Let\'s say I have a Java project using Maven 3 and junit. There are src/main/java and src/test/java directories which contain main sources and test
You might want to rethink the project design you're trying to implement. Since you are implementing a module and its test into a project, you shall refrain from using different modules for each of them individually.
There should just be one single module-info.java for a module and its corresponding tests.

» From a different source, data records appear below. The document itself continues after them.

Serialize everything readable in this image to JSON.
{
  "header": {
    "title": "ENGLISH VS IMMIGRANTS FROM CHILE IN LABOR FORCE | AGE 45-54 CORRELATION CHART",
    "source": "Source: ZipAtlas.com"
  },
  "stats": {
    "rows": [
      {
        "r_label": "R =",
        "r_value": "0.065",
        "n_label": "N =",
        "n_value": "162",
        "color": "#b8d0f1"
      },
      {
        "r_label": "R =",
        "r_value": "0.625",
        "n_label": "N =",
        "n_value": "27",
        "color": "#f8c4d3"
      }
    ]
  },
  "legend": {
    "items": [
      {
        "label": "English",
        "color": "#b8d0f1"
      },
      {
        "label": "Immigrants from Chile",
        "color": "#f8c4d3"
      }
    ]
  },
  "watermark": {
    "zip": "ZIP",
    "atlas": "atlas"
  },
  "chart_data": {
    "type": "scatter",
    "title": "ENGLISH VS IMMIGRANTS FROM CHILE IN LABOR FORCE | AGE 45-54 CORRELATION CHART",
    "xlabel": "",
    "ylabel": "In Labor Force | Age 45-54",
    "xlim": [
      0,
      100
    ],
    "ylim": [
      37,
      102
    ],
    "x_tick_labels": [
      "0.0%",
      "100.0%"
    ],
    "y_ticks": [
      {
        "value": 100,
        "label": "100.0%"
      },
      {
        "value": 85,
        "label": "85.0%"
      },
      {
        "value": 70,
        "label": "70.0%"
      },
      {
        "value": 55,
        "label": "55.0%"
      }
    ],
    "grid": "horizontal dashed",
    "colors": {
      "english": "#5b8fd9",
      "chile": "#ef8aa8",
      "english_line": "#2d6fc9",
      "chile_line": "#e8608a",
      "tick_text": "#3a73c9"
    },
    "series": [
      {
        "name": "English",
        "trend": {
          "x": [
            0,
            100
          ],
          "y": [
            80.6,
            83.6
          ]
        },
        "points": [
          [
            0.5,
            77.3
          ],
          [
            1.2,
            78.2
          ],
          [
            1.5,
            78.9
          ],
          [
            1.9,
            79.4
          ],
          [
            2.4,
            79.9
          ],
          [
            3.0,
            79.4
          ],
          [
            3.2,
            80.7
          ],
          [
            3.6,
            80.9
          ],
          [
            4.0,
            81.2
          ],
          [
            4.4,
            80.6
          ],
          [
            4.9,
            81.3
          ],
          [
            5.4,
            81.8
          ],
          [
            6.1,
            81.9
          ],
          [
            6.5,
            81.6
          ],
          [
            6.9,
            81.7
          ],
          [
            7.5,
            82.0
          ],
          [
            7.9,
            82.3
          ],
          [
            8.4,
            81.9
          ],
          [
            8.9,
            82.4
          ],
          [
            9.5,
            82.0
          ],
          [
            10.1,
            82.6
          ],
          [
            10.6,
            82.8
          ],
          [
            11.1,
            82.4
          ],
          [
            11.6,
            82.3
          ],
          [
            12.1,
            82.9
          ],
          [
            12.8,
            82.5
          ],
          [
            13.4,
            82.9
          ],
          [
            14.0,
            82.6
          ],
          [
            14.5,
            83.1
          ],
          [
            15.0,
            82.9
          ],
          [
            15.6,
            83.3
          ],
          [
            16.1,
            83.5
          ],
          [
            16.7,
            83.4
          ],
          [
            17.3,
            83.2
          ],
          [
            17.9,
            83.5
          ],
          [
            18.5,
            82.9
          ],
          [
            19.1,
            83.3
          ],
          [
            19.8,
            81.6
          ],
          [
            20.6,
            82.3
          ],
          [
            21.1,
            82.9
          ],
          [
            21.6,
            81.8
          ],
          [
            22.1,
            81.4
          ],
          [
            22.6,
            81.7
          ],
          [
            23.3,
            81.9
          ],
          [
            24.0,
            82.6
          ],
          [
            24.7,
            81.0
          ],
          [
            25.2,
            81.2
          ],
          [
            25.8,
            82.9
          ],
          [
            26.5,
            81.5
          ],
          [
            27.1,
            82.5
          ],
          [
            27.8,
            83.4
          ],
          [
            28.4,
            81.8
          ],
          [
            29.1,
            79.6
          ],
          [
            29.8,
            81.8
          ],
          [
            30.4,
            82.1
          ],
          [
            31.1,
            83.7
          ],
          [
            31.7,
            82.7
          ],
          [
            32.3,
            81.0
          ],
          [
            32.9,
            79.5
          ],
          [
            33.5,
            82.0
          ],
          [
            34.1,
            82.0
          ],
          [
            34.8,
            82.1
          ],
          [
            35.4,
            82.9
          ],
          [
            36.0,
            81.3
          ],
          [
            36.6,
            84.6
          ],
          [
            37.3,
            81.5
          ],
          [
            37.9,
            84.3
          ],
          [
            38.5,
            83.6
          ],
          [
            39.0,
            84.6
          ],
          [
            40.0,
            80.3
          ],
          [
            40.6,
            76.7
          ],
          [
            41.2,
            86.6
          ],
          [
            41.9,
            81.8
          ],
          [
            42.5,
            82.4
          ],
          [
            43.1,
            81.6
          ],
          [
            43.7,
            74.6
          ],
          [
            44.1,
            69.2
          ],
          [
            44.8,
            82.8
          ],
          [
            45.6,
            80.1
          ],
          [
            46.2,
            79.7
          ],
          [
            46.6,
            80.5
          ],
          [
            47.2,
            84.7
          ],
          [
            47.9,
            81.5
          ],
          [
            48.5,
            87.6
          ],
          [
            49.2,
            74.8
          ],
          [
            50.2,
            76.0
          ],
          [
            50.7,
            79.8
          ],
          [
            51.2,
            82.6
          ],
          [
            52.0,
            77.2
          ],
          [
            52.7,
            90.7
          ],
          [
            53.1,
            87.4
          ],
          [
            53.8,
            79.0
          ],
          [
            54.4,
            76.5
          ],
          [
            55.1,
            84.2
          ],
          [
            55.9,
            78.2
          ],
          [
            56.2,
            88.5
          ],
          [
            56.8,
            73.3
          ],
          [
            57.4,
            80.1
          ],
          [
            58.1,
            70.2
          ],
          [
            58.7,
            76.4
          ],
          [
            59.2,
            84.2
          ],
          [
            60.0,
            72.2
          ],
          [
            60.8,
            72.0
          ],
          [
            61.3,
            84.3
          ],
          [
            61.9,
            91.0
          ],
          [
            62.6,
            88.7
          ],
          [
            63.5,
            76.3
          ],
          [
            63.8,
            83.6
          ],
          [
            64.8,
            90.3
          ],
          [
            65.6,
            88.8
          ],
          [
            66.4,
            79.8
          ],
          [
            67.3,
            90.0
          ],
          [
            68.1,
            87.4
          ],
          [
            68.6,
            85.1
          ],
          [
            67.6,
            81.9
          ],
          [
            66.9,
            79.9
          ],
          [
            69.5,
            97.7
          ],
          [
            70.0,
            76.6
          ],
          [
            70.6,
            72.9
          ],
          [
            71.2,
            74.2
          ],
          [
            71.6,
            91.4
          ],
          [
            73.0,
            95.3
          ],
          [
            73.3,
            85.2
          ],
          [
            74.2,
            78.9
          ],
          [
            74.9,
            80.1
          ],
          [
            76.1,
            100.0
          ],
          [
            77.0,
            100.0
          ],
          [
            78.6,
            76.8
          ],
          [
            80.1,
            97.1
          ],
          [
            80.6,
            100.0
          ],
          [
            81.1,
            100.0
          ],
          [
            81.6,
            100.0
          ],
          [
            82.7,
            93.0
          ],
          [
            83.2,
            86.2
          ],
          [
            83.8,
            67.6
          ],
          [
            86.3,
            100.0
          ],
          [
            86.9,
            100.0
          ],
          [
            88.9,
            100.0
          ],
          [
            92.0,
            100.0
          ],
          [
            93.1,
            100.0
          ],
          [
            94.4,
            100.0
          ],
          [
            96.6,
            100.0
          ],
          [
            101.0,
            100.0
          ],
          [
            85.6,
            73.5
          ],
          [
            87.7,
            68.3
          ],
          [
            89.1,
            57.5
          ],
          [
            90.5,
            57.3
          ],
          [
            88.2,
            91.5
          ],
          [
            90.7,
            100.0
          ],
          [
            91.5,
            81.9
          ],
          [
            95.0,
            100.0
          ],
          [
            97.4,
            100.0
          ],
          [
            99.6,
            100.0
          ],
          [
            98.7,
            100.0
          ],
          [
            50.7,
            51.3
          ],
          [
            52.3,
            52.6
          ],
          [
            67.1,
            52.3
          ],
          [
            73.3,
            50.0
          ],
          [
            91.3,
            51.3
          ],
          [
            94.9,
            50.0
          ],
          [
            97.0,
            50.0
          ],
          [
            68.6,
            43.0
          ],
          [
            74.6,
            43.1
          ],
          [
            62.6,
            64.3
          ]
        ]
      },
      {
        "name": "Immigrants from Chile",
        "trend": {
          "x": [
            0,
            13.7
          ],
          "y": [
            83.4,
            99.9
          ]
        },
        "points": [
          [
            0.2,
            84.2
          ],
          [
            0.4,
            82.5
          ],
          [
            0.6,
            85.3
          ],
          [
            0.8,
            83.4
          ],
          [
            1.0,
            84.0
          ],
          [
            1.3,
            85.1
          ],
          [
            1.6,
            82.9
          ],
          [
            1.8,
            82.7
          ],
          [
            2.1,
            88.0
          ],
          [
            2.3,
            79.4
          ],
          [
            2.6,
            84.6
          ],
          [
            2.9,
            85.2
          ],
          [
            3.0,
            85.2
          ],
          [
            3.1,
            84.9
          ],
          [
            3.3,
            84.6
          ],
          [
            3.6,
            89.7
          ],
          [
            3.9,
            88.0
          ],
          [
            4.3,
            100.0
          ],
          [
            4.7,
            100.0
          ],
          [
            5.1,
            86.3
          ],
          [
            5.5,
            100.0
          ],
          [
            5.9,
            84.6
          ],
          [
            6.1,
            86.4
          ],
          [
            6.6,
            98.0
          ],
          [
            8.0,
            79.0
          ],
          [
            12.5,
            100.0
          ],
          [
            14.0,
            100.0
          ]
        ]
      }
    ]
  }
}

Your relevant project structure might look like this:-
Project/
|-- pom.xml/
|
|-- src/
| |-- test/
| | |-- com.acme.project
| | | |-- com/acme/project
| | | | |-- SomeTest.java
| |
| |-- main/
| | |-- com.acme.project
| | | |-- module-info.java
| | | |-- com/acme/project
| | | | |-- Main.java
where the module-info.java could further be:-
module com.acme.project {
requires module1;
requires module2;
// requires junit; not required using Maven
}
Just to sum all of the above as per your questions --
I feel I follow wrong path, it all starts looking very ugly. How can I have module-info.java of its own in test code, or how do I achieve the same effects (require, etc) without it?
Yes, you should not consider managing different modules for test code making it complex.
You can achieve similar effect by treating junit as a compile-time dependency using the directives as follows-
requires static junit;
Using Maven you can achieve this following the above-stated structure and using maven-surefire-plugin which would take care of patching the tests to the module by itself.